Pakistan’s power sector has accumulated more than Rs2.6 trillion (about $9.3 billion) in circular debt as of mid-2025, driven largely by distribution losses, electricity theft and weak bill recovery, according to official government data cited in the documents. The shortfall has repeatedly forced the government to provide subsidies, adding pressure to public finances in an economy under IMF supervision.

“The objective is to reduce losses, improve efficiency and limit the government’s fiscal exposure by transferring electricity distribution operations to the private sector,” the documents said, adding that sell-side due diligence for five distribution companies is under way as a prerequisite for investor engagement.

Two utilities, the Quetta Electric Supply Company and Tribal Areas Electric Supply Company, are excluded from the current privatization phase due to security and structural constraints, the documents said.
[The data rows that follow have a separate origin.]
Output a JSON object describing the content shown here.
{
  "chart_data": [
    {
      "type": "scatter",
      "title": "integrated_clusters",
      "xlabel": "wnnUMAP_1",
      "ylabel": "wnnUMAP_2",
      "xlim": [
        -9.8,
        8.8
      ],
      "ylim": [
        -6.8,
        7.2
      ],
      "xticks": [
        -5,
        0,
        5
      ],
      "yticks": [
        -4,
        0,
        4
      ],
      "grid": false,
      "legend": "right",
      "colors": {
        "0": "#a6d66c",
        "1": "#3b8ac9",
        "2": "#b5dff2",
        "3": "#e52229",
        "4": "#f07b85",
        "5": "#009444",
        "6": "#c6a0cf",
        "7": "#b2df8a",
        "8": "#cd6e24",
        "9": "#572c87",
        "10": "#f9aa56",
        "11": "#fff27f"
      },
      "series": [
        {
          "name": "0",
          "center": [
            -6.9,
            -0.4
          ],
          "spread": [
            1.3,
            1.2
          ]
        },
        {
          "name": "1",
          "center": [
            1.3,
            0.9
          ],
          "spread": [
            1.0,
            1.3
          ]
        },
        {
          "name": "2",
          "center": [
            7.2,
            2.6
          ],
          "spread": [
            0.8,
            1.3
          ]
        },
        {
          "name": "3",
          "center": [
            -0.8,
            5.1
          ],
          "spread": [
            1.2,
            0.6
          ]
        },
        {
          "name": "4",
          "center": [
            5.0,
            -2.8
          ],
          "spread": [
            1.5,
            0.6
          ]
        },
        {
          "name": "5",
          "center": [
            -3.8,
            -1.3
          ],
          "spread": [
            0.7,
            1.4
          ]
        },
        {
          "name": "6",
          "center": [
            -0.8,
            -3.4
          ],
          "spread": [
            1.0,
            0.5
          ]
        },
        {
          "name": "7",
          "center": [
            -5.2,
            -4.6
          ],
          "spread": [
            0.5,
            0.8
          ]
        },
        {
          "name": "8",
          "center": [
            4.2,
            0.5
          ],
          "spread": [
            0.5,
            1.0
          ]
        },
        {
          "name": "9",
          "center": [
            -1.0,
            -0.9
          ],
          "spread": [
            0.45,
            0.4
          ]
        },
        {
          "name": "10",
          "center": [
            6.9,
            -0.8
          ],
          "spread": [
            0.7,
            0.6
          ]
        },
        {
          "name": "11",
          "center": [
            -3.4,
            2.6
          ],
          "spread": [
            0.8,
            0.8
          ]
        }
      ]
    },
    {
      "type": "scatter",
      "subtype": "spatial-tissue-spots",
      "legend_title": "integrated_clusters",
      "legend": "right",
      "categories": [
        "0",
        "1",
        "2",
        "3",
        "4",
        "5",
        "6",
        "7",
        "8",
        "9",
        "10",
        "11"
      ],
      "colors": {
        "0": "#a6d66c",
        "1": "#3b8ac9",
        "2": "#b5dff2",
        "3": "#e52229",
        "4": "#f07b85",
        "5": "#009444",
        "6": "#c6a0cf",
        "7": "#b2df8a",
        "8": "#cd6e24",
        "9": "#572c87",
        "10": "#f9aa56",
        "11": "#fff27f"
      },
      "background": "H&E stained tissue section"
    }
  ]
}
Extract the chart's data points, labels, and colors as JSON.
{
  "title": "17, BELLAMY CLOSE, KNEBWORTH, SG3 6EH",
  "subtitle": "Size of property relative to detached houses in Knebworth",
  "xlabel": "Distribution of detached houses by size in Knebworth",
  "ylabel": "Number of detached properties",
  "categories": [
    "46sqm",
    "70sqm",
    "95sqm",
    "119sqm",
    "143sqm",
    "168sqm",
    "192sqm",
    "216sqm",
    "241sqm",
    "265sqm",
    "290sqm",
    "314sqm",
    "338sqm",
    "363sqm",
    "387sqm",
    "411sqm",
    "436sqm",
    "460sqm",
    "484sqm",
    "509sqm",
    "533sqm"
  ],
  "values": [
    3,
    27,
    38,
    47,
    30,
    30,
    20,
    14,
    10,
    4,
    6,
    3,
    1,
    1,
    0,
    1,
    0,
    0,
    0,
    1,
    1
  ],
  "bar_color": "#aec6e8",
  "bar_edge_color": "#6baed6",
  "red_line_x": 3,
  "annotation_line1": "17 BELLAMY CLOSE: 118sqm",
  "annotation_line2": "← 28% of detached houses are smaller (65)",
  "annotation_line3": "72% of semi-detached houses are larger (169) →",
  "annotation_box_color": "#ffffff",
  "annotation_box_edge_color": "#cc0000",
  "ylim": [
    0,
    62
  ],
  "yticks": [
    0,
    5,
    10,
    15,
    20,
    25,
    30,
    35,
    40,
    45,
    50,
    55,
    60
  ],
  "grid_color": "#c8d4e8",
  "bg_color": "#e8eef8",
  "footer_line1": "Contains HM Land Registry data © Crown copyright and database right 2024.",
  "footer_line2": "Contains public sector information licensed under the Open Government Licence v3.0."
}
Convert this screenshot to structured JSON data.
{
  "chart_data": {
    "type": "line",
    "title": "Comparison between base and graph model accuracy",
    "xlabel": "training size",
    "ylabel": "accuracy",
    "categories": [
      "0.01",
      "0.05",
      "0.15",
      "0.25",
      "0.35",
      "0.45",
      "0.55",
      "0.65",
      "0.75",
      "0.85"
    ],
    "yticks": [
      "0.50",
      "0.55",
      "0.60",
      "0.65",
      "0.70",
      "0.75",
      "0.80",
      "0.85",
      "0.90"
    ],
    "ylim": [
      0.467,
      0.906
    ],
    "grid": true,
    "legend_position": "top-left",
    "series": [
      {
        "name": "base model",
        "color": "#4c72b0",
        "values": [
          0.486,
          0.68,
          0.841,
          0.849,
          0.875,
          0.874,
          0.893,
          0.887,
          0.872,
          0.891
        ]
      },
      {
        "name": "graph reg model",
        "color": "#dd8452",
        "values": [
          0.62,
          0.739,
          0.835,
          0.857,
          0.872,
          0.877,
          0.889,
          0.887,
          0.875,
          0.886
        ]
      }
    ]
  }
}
Power-sector reform is a central pillar of Pakistan’s IMF bailout program, under which Islamabad has committed to restructuring state-owned enterprises, improving governance and reducing budgetary support. The World Bank has also linked future energy-sector financing to progress on structural reforms.

Electricity distribution companies in Pakistan routinely report losses exceeding 20 percent of supplied power, far above international benchmarks, according to official figures. These inefficiencies have been a persistent obstacle to economic growth, investment and reliable power supply.

Previous attempts to privatize power distributors have stalled amid political resistance, labor union opposition and concerns over tariff increases. While officials have not announced a timeline for completing transactions, the launch of due diligence marks the most concrete step taken in years. International lenders and investors will now be closely watching whether Pakistan can translate this phase into completed sales, a key test of its ability to deliver on IMF-backed reforms.

In a related development in Pakistan’s privatization agenda, the government last month concluded the long-delayed sale of a 75 percent stake in national flag carrier Pakistan International Airlines (PIA) in a publicly televised auction. A consortium led by the Arif Habib Group emerged as the highest bidder with a Rs135 billion ($482 million) offer for the controlling stake, in a transaction officials have said will end decades of state-funded bailouts and inject fresh capital into the loss-making airline.